24 de mar. de 2015 - Por bruno

Foto: Divulgação
O envolvimento de empreiteiras na Operação Lavajato poderá respingar na concorrência pública para coleta de lixo de Natal. Com base em informações obtidas pela Polícia Federal no rumoroso caso de corrupção envolvendo empreiteiras, ex-diretores da Petrobras e representantes e operadores de partidos políticos, o Ministério Público Estadual passou a desconfiar da montagem de um cartel. OMP pediu, em agravo de instrumento, que o Tribunal de Justiça anule a decisão, adotada em primeira instância, que manteve a milionária concorrência pública promovida pela Urbana.
A suspeita principal é de que a contratação da Vital Engenharia, subsidiária da Queiroz Galvão, uma das empreiteiras implicadas na Operação Lavajato, passou a operar em Natal em razão da montagem de esquema de cartel.
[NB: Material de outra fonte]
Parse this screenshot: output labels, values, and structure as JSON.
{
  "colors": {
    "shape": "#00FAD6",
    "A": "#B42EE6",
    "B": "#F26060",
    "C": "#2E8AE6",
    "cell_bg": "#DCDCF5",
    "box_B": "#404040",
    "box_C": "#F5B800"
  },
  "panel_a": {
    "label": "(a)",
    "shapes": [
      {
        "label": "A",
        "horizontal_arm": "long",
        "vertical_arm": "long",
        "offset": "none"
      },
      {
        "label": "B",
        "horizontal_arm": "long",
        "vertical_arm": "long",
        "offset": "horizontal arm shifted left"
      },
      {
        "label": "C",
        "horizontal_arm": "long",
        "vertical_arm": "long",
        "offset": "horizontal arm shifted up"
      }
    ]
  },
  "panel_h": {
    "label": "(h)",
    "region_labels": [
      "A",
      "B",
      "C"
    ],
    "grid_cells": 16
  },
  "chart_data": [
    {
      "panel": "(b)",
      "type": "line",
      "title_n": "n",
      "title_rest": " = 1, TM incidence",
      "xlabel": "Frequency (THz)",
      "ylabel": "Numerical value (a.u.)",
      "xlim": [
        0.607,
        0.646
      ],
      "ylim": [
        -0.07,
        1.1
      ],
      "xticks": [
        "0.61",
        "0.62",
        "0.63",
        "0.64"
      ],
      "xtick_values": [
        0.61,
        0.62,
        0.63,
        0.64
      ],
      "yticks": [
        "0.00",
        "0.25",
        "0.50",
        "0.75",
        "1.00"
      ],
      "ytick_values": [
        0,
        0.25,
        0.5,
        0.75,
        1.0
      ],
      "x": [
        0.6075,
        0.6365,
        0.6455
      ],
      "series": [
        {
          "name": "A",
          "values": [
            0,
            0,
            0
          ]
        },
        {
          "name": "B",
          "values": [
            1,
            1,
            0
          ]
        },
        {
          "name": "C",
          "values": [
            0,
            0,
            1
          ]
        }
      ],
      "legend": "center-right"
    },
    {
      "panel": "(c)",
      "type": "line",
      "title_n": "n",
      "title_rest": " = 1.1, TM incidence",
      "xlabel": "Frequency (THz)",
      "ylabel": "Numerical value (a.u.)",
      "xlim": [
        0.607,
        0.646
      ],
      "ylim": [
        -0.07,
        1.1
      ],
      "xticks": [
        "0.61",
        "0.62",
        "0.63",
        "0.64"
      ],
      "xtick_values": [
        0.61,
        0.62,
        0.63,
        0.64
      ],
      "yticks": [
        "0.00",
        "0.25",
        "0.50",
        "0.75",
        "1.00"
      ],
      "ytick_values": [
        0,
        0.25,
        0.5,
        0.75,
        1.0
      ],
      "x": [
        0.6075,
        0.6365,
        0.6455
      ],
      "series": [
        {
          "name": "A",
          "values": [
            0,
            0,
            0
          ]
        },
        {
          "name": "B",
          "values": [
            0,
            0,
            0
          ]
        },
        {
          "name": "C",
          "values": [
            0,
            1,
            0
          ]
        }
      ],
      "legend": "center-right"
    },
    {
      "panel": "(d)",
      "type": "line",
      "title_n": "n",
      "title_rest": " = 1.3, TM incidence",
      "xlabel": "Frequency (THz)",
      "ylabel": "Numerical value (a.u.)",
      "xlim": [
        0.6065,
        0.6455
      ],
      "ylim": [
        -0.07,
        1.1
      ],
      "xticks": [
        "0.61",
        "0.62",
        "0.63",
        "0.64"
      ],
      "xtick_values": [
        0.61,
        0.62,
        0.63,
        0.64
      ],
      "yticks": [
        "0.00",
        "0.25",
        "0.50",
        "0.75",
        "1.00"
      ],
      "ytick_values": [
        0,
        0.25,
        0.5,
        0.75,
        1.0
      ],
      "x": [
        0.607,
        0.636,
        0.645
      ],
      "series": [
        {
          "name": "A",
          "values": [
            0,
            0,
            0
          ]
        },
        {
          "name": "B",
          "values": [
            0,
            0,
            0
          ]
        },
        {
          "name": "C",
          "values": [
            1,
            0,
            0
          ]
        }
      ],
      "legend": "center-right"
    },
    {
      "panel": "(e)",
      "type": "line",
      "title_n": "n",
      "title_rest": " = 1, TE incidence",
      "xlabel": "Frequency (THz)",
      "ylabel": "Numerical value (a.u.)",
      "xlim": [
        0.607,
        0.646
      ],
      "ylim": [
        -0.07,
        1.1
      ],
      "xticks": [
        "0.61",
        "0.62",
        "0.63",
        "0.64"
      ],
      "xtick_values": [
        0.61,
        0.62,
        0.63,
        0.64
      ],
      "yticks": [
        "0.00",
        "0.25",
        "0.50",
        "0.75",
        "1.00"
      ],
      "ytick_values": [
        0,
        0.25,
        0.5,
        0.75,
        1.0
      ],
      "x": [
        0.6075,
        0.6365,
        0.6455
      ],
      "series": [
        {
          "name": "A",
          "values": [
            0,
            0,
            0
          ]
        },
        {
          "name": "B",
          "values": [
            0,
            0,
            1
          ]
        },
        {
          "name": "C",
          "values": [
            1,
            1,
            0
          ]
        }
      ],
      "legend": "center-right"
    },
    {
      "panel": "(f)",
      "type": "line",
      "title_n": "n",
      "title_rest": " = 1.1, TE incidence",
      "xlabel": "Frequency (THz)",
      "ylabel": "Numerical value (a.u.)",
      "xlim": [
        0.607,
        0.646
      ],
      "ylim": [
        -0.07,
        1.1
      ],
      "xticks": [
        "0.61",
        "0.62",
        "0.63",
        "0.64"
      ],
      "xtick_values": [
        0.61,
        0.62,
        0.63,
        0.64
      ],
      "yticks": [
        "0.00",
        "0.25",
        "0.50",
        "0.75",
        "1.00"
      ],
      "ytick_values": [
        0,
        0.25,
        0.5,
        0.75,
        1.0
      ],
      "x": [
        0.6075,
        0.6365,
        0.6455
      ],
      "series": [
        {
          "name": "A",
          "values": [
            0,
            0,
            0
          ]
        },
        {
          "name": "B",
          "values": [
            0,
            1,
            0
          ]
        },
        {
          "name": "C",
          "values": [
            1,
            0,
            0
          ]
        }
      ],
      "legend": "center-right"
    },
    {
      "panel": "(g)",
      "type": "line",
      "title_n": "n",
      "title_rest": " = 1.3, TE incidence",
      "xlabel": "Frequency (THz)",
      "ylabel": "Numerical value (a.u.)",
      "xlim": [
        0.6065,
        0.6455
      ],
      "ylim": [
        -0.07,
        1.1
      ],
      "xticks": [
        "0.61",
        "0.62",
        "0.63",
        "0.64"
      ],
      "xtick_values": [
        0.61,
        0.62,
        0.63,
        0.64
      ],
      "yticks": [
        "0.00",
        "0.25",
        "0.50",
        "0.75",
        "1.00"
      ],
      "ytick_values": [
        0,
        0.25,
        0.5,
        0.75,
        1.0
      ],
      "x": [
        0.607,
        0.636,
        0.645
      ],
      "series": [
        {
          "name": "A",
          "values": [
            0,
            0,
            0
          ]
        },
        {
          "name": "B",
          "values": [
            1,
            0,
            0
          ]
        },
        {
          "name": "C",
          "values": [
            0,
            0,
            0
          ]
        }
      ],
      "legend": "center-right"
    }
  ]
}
Diretores das duas empresas estão presos desde novembro na carceragem da Polícia Federal em Curitiba (PR). Reportagem do portal no ar informa que os depoimentos de Othon Zanoide de Morais Filho, da Vital Engenharia, e Ildefonso Colares, da Queiroz Galvão, ambos presos pela PF, confirmam a existência de cartel.
A Vital Engenharia, uma das vencedoras da licitação do lixo em Natal foi convidada pelo prefeito Carlos Eduardo Alves, no início de 2013, para assumir os serviços de coleta de lixo da capital. Antes disso, segundo a base de dados da Justiça Eleitoral, a Queiroz Galvão doou 1 milhão 900 mil reais ao PDT, partido do prefeito natalense. Um dos depósitos foi feito no dia 27 de setembro de 2012, no valor de 1 milhão de reais. No dia seguinte, o diretório nacional do PDT repassou 400 mil reais à campanha de Carlos Eduardo.
A polêmica licitação pública realizada pela Urbana contou somente com duas empresas, a Vital Engenharia e a Marquise. O Tribunal de Contas do Estado chegou a paralisar a concorrência para investigar indícios de superfaturamento e combinação de valores entre as licitantes.
Com o agravo de instrumento interposto pelo Ministério Público, caberá ao desembargador João Batista Rebouças a decisão de acatar ou mão os argumentos que colocam a licitação sob suspeita. Os contratos com a Vital Engenharia e a Marquise estão em vigor desde março do ano passado.